Better yet, the brilliant but often overlooked Dr. Mary Jane Sherfey (1918-1983), author of The Nature and Evolution of Female Sexuality, might have applauded the development of a long overdue, completely unrestricted, virtual arena for women—and those who have been assigned to female bodies—to explore their full capacity for sexual enjoyment—far beyond the withering male gaze (though unfortunately not from rapacious data scraping of tech bros). Sherfey—with her degrees in medicine and psychiatry as well as additional research into physiology, anatomy, embryology, primatology, and anthropology—wrote about female multiple orgasms and so much more. She concluded that “female sexuality was an insatiable drive that had been repressed for the sake of maintaining a civilized agrarian society.”

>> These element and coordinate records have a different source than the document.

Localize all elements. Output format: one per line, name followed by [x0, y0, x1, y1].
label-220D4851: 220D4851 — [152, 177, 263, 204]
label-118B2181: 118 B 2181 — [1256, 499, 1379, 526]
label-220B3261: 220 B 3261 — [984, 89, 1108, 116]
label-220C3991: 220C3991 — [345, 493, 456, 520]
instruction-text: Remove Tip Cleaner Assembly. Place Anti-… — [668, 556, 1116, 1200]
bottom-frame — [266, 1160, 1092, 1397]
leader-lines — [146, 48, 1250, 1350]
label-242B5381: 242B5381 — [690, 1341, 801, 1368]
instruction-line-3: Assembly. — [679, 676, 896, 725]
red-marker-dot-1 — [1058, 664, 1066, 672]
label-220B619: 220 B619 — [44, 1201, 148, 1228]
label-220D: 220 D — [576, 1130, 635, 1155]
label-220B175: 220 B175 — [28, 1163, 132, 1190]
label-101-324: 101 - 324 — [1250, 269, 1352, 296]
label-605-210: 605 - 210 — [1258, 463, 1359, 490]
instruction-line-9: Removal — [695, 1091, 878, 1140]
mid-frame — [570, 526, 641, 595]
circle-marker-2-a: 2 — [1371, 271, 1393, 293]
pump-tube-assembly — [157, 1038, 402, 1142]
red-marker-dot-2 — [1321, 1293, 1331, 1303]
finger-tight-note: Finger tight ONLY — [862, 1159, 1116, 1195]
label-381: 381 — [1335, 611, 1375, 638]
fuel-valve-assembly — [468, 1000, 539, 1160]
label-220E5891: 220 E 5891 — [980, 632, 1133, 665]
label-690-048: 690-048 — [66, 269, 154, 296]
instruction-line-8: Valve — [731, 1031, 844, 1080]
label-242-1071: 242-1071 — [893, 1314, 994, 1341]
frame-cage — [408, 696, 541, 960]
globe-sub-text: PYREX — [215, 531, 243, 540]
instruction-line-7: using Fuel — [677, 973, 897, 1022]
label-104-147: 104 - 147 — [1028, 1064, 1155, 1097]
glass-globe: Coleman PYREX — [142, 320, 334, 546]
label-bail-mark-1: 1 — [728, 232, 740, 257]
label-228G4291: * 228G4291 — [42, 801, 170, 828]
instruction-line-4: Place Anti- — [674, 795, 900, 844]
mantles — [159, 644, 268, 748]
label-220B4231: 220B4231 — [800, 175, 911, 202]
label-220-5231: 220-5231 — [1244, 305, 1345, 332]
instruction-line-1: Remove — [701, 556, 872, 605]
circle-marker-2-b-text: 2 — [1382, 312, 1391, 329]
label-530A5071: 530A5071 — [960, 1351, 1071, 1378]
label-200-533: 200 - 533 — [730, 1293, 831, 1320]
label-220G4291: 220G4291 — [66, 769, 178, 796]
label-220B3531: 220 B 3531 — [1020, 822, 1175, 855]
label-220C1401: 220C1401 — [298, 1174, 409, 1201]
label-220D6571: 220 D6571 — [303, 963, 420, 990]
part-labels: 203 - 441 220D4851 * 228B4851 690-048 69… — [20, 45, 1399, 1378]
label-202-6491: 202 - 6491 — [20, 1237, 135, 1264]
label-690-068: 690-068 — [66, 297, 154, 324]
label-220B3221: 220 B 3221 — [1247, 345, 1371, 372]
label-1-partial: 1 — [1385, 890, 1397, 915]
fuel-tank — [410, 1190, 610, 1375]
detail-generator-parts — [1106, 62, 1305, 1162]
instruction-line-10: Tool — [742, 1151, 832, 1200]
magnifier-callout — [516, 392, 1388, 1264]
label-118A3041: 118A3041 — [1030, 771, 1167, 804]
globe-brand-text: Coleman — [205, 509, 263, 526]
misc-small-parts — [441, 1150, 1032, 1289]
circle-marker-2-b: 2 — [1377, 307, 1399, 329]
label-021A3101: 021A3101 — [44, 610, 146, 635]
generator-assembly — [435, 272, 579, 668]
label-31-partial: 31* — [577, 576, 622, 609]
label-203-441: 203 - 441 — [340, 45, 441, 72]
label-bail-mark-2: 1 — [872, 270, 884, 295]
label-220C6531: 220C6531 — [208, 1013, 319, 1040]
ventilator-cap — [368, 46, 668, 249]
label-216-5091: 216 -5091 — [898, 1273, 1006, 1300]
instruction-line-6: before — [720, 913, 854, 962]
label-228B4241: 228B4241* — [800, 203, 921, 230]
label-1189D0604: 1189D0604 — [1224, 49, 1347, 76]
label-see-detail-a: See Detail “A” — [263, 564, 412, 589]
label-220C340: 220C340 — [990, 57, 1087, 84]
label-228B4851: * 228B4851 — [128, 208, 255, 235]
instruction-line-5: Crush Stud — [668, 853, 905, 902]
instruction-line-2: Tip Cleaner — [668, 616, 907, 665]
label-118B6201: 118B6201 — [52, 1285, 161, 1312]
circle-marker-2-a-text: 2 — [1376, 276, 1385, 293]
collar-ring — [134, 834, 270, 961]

Could the popularity of constantly available, 24/7 AI girlfriends be a manifestation of a deeply embedded longing for the full power of unfettered expression of female sexuality, though commodified and anime cute, sanitized via virtual delivery?
Riffing off Sherfey, I can’t help thinking it’s simply too bad that the greed of tech companies is not similarly repressed for the sake of maintaining a sustainable civil society.
Hijacking our lusts

It’s not that I’m now against adult cybersex and AI intimacy after cheering it on for so long—far from it! Your kink is okay, right? It’s the corporate commodification and manipulation that gets me. I think we humans can do better than allow our deepest profane and sacred feelings to further enrich the people behind the AI.
Sam Altman, located in the San Francisco Bay Area, one of the most sexually progressive places on Earth, may have finally realized the CyberSexual Revolution has happened without him. Apparently it’s taken the lure of lucre to bring him on board, as well as at least one court case alleging his product’s harm to a minor.
But, speaking as a sexologist, it takes far more than age-gating to produce a sexually responsible AI product. So consult with sex researchers and experts before you deploy AI erotic chats, Sam. If you’re gonna do this, do it right! That would be a real first.